Um der chronischen Vergesslichkeit der SPD auf die Sprünge zu helfen, sei in diesem Zusammenhang in Erinnerung gerufen, dass die Umbaumaßnahmen für die Hain-Gründauer Mehrzweckhalle bereits im Jahr 2009 unter der Verantwortung von CDU/ FWG und dem damaligen Bürgermeister Heiko Merz in die Investitionsplanungen der Gemeinde eingeflossen sind.
„Wegen der erforderlichen Finanzierung der Ortsumgebung Hain-Gründau, aber auch weil zuvor kein adäquater, wirtschaftlich vertretbarer Vorschlag für die Belange der ansässigen Vereine gefunden wurde, konnte die Realisierung erst jetzt in Angriff genommen werden“, so der langjährige Hain-Gründauer Ortsvorsteher Norbert Heister.
Wenn sich nunmehr die SPD-Protagonisten Holzderber und Neugebauer in Szene setzen und als Wegbereiter und Ideengeber der Hallen-Sanierung aufspielen, dann sei dies nur ein leicht durchschaubarer Versuch, in Trittbrettfahrer-Manier politisches Kapital schlagen zu wollen.
Dabei treibt Fraktionschef Heger eine ganz andere Frage um: „Wo waren eigentlich die Gründauer Sozialdemokraten um Herrn Neugebauer in den Jahren 1994/ 1995 und 2000, als schon einmal Investitionen für Akkustik und Platzbefestigungen an der Hain-Gründauer Mehrzweckhalle anstanden und dank CDU auch vorgenommen wurden? Keine Spur von werbewirksamen Photos damals, denn die SPD übte sich in politischer Verweigerungshaltung und lehnte mehr als ein Jahrzehnt lang prinzipiell und kategorisch sämtliche Haushalte ab. All dies erfolgte zudem ohne Not“, wie Heger weiter ausführt, „zumal in dieser Zeitspanne die Grundlage für Gründaus ausgezeichnete Entwicklung gelegt und ein Rücklagenpolster geschaffen wurde, das die SPD aktuell im Begriff ist zu plündern“.

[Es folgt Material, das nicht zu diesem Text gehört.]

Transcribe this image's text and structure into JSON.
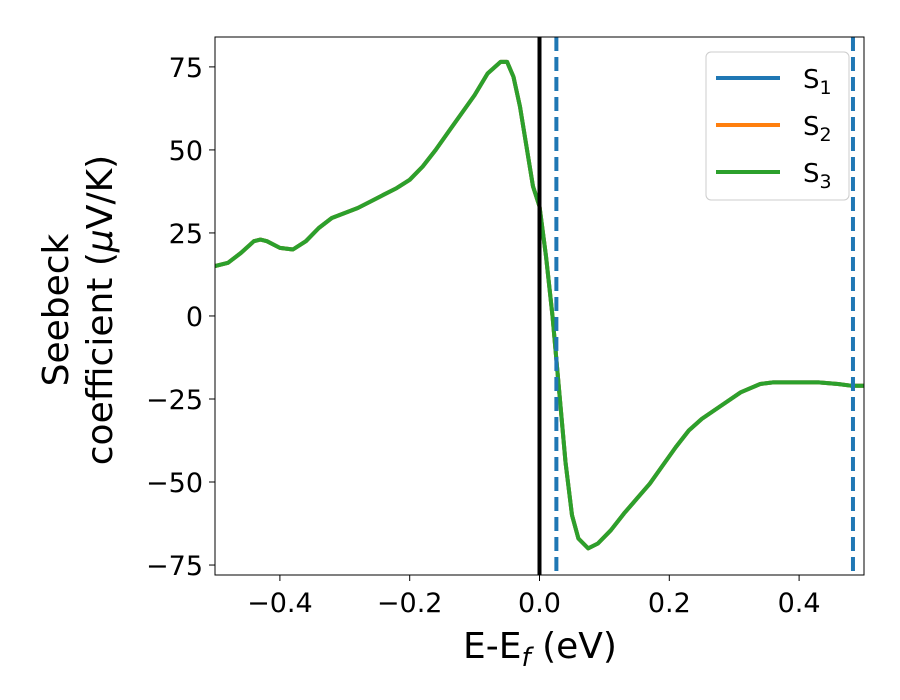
{
  "chart_data": {
    "type": "line",
    "xlabel": {
      "base": "E-E",
      "sub": "f",
      "unit": " (eV)"
    },
    "ylabel": {
      "line1": "Seebeck",
      "line2": "coefficient  (",
      "mu": "μ",
      "unit": "V/K)"
    },
    "xlim": [
      -0.5,
      0.5
    ],
    "ylim": [
      -78,
      84
    ],
    "x_ticks": [
      -0.4,
      -0.2,
      0.0,
      0.2,
      0.4
    ],
    "x_tick_labels": [
      "−0.4",
      "−0.2",
      "0.0",
      "0.2",
      "0.4"
    ],
    "y_ticks": [
      75,
      50,
      25,
      0,
      -25,
      -50,
      -75
    ],
    "y_tick_labels": [
      "75",
      "50",
      "25",
      "0",
      "−25",
      "−50",
      "−75"
    ],
    "grid": false,
    "legend": {
      "position": "top-right",
      "entries": [
        {
          "base": "S",
          "sub": "1",
          "color": "#1f77b4"
        },
        {
          "base": "S",
          "sub": "2",
          "color": "#ff7f0e"
        },
        {
          "base": "S",
          "sub": "3",
          "color": "#2ca02c"
        }
      ]
    },
    "vlines": [
      {
        "x": 0.0,
        "color": "#000000",
        "style": "solid"
      },
      {
        "x": 0.026,
        "color": "#1f77b4",
        "style": "dashed"
      },
      {
        "x": 0.483,
        "color": "#1f77b4",
        "style": "dashed"
      }
    ],
    "series_x": [
      -0.5,
      -0.48,
      -0.46,
      -0.44,
      -0.43,
      -0.42,
      -0.4,
      -0.38,
      -0.36,
      -0.34,
      -0.32,
      -0.3,
      -0.28,
      -0.26,
      -0.24,
      -0.22,
      -0.2,
      -0.18,
      -0.16,
      -0.14,
      -0.12,
      -0.1,
      -0.08,
      -0.06,
      -0.05,
      -0.04,
      -0.03,
      -0.02,
      -0.01,
      0.0,
      0.01,
      0.02,
      0.03,
      0.04,
      0.05,
      0.06,
      0.075,
      0.09,
      0.11,
      0.13,
      0.15,
      0.17,
      0.19,
      0.21,
      0.23,
      0.25,
      0.28,
      0.31,
      0.34,
      0.36,
      0.38,
      0.4,
      0.43,
      0.46,
      0.48,
      0.5
    ],
    "series": [
      {
        "name": "S1",
        "color": "#1f77b4",
        "values": [
          15,
          16,
          19,
          22.5,
          23,
          22.5,
          20.5,
          20,
          22.5,
          26.5,
          29.5,
          31,
          32.5,
          34.5,
          36.5,
          38.5,
          41,
          45,
          50,
          55.5,
          61,
          66.5,
          73,
          76.5,
          76.5,
          72,
          63,
          51,
          39,
          33,
          18,
          0,
          -22,
          -44,
          -60,
          -67,
          -70,
          -68.5,
          -64.5,
          -59.5,
          -55,
          -50.5,
          -45,
          -39.5,
          -34.5,
          -31,
          -27,
          -23,
          -20.5,
          -20,
          -20,
          -20,
          -20,
          -20.5,
          -21,
          -21
        ]
      },
      {
        "name": "S2",
        "color": "#ff7f0e",
        "values": [
          15,
          16,
          19,
          22.5,
          23,
          22.5,
          20.5,
          20,
          22.5,
          26.5,
          29.5,
          31,
          32.5,
          34.5,
          36.5,
          38.5,
          41,
          45,
          50,
          55.5,
          61,
          66.5,
          73,
          76.5,
          76.5,
          72,
          63,
          51,
          39,
          33,
          18,
          0,
          -22,
          -44,
          -60,
          -67,
          -70,
          -68.5,
          -64.5,
          -59.5,
          -55,
          -50.5,
          -45,
          -39.5,
          -34.5,
          -31,
          -27,
          -23,
          -20.5,
          -20,
          -20,
          -20,
          -20,
          -20.5,
          -21,
          -21
        ]
      },
      {
        "name": "S3",
        "color": "#2ca02c",
        "values": [
          15,
          16,
          19,
          22.5,
          23,
          22.5,
          20.5,
          20,
          22.5,
          26.5,
          29.5,
          31,
          32.5,
          34.5,
          36.5,
          38.5,
          41,
          45,
          50,
          55.5,
          61,
          66.5,
          73,
          76.5,
          76.5,
          72,
          63,
          51,
          39,
          33,
          18,
          0,
          -22,
          -44,
          -60,
          -67,
          -70,
          -68.5,
          -64.5,
          -59.5,
          -55,
          -50.5,
          -45,
          -39.5,
          -34.5,
          -31,
          -27,
          -23,
          -20.5,
          -20,
          -20,
          -20,
          -20,
          -20.5,
          -21,
          -21
        ]
      }
    ]
  }
}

Die Haushaltsplanung 2015 habe für Gründauer Verhältnisse eine neue signifikante Dimension erreicht. Erstmals in der Historie Gründaus werde ein extrem hohes Defizit im Finanzhaushalt ausgewiesen, das nur mit einem massiven Griff von knapp 5 Millionen EURO in die Rücklagenkasse kompensiert werden könne. Gerade vor dem Hintergrund unsicherer Zeiten und sich permanent ändernder Rahmenbedingungen gelte es, die Mittel besonnen und effizient einzusetzen sowie jährlich wiederkehrende Folgekosten zu vermeiden. Dies sei durch falsche Entscheidungen und ideologiegetriebene Projekte der SPD leider nicht der Fall, und es liege die Befürchtung nahe, dass in wenigen Jahren die ursprünglich komfortablen Rücklagen vollständig aufgebraucht sind. Insofern sei es nur richtig und konsequent, den Haushalt als Gesamtwerk seitens der CDU abzulehnen und der SPD einen Freibrief zum „Geldausgeben“ zu verweigern. „Unabhängig davon ist es für uns Christdemokraten selbstverständlich, dass wir auch weiterhin allen sinnvollen und erforderlichen Investitionen unsere Unterstützung geben werden“, so die eindeutige Botschaft der Oppositionspartei.“ Insofern ist das Menetekel der SPD, wonach Gründauer Einrichtungen „vergammeln“ könnten, unrealistisch und absurd zugleich“.